"This is a day to evaluate press freedom around the world, to defend independent media, and to pay tribute to journalists who have lost their lives in the line of duty," said RFE/RL President Jeffrey Gedmin. "On this occasion, RFE/RL is taking stock of the threats we face - from the consolidation of dictatorships and the persistence of insurgencies, to the ongoing assaults against free and independent media by repressive governments."
Journalists at Risk
In the past year, many RFE/RL reporters not only faced threats to their own lives, but to those of their families. In Uzbekistan, state owned television accused RFE/RL journalists of "anti state activities" and broadcast personal information about them, including the names of their children and the schools they attended. Uzbek authorities also sentenced a former RFE/RL correspondent, who helped break the story of the government's brutal 2005 massacre of 700 protestors in Andijon, to ten years in prison.
In Afghanistan, the Taliban kidnapped an RFE/RL reporter and threatened to execute another unless he agreed to quit his job. An Iranian RFE/RL reporter living in exile in Prague was convicted and sentenced to a prison term for "spreading anti state propaganda."
An RFE/RL contributor was detained by authorities in Turkmenistan and severely beaten for refusing to sign a letter agreeing to stop working for RFE/RL. And local police in Azerbaijan incited a mob that attacked two Azeri RFE/RL journalists as they were reporting from a local market in the Nakhichevan province. [RFE/RL Journalists in Trouble home page]

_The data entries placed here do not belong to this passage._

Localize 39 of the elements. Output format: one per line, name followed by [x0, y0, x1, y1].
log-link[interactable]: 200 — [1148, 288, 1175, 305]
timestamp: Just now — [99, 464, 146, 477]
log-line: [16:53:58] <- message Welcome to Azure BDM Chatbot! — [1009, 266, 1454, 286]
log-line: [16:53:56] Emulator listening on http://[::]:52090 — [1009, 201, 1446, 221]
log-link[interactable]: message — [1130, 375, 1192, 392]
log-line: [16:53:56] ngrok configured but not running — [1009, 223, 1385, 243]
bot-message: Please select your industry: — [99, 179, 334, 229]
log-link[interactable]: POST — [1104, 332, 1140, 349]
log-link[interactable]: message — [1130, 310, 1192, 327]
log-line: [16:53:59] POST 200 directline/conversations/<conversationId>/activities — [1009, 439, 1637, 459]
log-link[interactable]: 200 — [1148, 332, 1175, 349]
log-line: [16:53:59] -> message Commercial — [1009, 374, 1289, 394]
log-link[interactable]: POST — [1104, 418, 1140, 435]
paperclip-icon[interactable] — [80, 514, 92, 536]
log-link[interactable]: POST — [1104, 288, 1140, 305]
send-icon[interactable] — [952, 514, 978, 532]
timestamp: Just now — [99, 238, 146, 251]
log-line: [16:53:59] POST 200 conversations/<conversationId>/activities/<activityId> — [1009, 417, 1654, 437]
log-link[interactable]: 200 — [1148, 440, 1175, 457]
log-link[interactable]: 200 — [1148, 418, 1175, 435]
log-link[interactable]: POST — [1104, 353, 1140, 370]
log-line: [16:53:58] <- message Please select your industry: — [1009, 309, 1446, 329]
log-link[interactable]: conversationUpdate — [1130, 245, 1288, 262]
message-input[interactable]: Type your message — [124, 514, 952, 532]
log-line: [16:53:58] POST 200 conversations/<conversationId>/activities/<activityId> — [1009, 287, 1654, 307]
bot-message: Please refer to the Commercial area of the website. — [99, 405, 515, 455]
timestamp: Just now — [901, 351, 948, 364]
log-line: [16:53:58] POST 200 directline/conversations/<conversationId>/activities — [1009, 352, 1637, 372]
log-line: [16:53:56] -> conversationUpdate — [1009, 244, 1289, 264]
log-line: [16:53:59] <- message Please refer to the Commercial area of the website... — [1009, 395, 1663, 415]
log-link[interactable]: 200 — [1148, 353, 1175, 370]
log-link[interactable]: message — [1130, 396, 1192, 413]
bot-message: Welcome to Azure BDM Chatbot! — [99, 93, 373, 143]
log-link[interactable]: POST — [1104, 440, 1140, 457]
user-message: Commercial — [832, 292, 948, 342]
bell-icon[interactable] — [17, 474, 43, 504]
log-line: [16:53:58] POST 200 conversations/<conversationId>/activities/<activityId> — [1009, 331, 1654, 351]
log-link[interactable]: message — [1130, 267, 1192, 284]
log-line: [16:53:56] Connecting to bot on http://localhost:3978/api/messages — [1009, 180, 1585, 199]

RFE/RL's commitment to uncensored news and information draws the ire of repressive governments which, in some cases, have escalated their campaigns against free media. Last spring, RFE/RL's Belarus Service suffered a cyber attack as it was preparing live coverage of a rally commemorating the 22nd anniversary of the Chernobyl nuclear accident.
In Azerbaijan, RFE/RL has been off the national airwaves for more than four months due to a government ban on foreign broadcasters. RFE/RL's popular radio and television programs in Kyrgyzstan have also lost their national audience and are allowed to broadcast only on small, local affiliates. And RFE/RL's Kazakh-language website was shut down by the government last year for seven weeks.
One of the biggest challenges confronting RFE/RL is Russia's increasing suppression of independent media. In the last few years, RFE/RL and other international broadcasters have been the targets of Kremlin-orchestrated intimidation campaigns. Since 2005, more than 20 RFE/RL affiliates have been closed in Russia, the majority due to political pressure. As attacks on Russian journalists go unpunished and uninvestigated, violence and impunity continue.